In March 2022, 2 Portland, Oregon, high school students died within 24 hours of each other after overdosing on fentanyl in the form of counterfeit pills.
The deaths are part of a substantial increase in overdose deaths from nonprescription fentanyl, said Sarah Leitz, MD, chief of addiction medicine for Kaiser Permanente in Portland. There were 237 fentanyl-related deaths in Oregon during the first half of 2021, up from 230 in all of 2020, according to the state medical examiner.
Nationally, overdose deaths among adolescents more than doubled from 2010 to 2021, according to a study published in JAMA, and rose another 20% in the first 6 months of 2021. Synthetic opioids like fentanyl are the primary driver of these deaths.
Dr. Leitz believes the spike in fentanyl deaths is the result of several factors. The drug is potent, addictive, and easy to smuggle. The stress and isolation of the past 2 years may also play a role.
“Substance use in general has increased and become more severe during the COVID-19 pandemic,” she said.
Dr. Leitz answered questions about reducing the risk of fentanyl overdose — and what to do when overdose happens.
What is fentanyl?
Fentanyl is an opioid used as a prescription painkiller, usually in the form of a patch or a pill. It can also be used in anesthesia. Fentanyl is sedating and slows breathing and heart rates.
What is a lethal dose of fentanyl?
We don’t really know the lethal dose because pills and people are different. We do know that the smallest dose can be deadly, especially for someone who doesn’t take opioids regularly.
Most recent overdoses are not a result of pharmaceutical-grade fentanyl in prescription doses. Rather, the drug is being imported in pills that resemble prescription medication and include other substances such as heroin or Xanax, a brand of anxiety medication.
Thus, users who assume they’re taking prescription medication in a safe dose may end up consuming a mix of lethal drugs.
How can you identify a counterfeit pill?
According to the U.S. Drug Enforcement Agency, many counterfeit pills are made to look like prescription opioids such as oxycodone (Oxycontin, Percocet), hydrocodone (Vicodin), and alprazolam (Xanax); or stimulants like amphetamines (Adderall). Others are imprinted with “M30” and known as “Blues” or “Oxy 30s.”

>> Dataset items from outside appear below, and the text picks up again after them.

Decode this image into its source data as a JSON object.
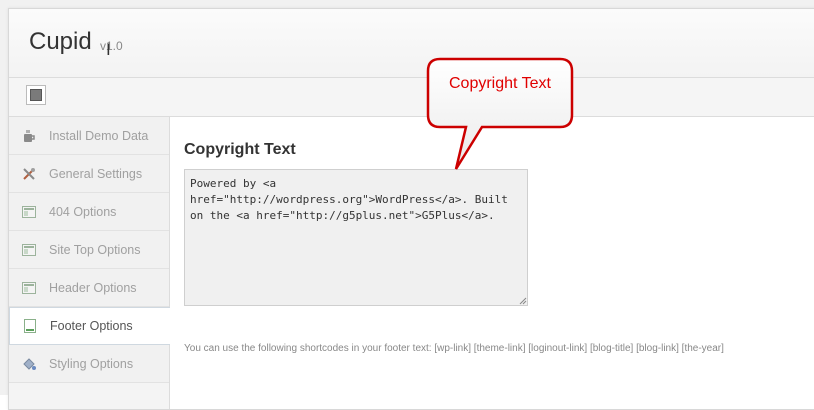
{
  "header": {
    "title": "Cupid",
    "version": "v1.0",
    "cursor_glyph": "I"
  },
  "toolbar": {
    "expand_icon": "expand-collapse-icon"
  },
  "sidebar": {
    "items": [
      {
        "label": "Install Demo Data",
        "icon": "coffee-cup-icon",
        "active": false
      },
      {
        "label": "General Settings",
        "icon": "tools-icon",
        "active": false
      },
      {
        "label": "404 Options",
        "icon": "layout-icon",
        "active": false
      },
      {
        "label": "Site Top Options",
        "icon": "layout-icon",
        "active": false
      },
      {
        "label": "Header Options",
        "icon": "layout-icon",
        "active": false
      },
      {
        "label": "Footer Options",
        "icon": "footer-layout-icon",
        "active": true
      },
      {
        "label": "Styling Options",
        "icon": "paint-bucket-icon",
        "active": false
      }
    ]
  },
  "main": {
    "section_title": "Copyright Text",
    "copyright_value": "Powered by <a href=\"http://wordpress.org\">WordPress</a>. Built on the <a href=\"http://g5plus.net\">G5Plus</a>.",
    "help_text": "You can use the following shortcodes in your footer text: [wp-link] [theme-link] [loginout-link] [blog-title] [blog-link] [the-year]"
  },
  "callout": {
    "label": "Copyright Text",
    "text_color": "#e00000",
    "border_color": "#cc0000"
  }
}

Bottom line: Never trust yourself to determine if a pill is legitimate. The only safe medications are those prescribed by a trusted medical professional and dispensed by a licensed pharmacist.
Is fentanyl risky to handle?
Because we don’t know how small a dose is safe, it is best to wear gloves when handling a suspected opioid and to wash your hands afterward. Don’t administer mouth-to-mouth resuscitation to someone who has taken fentanyl.
How can you tell if someone has overdosed, and what should you do?
If the person’s breathing and heart rate have slowed, their pupils are small, and they don’t respond to your voice, call 9-1-1 immediately. Fentanyl is fast-acting, especially if it’s snorted.
Then, if it’s available, administer naloxone, a medication sold under the brand name Narcan that rapidly reverses the effect of opioids.
Naloxone is a nasal spray. After spraying the medication into one nostril, roll the victim onto their side because there’s a good chance they’ll vomit, and you want to make sure they don’t choke.
How can you obtain naloxone?
Naloxone is available by prescription at most pharmacies, including at Kaiser Permanente, and is provided at no cost by some community organizations, such as needle exchange programs.
In some states, including Oregon and Washington, people can get naloxone without a physician prescription, after consulting with a pharmacist. The medication can be distributed to people at risk of an opioid overdose as well as to people who want to help others who might overdose.
“If you are using drugs or in a social group where using is prevalent, someone needs to have the drug on hand to prevent possible death,” said Dr. Leitz.
The importance of empathy
With young people at increased risk, Dr. Leitz said it’s crucial to acknowledge that teens may experiment with drugs, while also educating them about the risks of opioids.
“Let adolescents know that they’re not alone and that if they reach out for help, they’re not going to get in trouble,” she said. “We need to increase awareness and save lives.”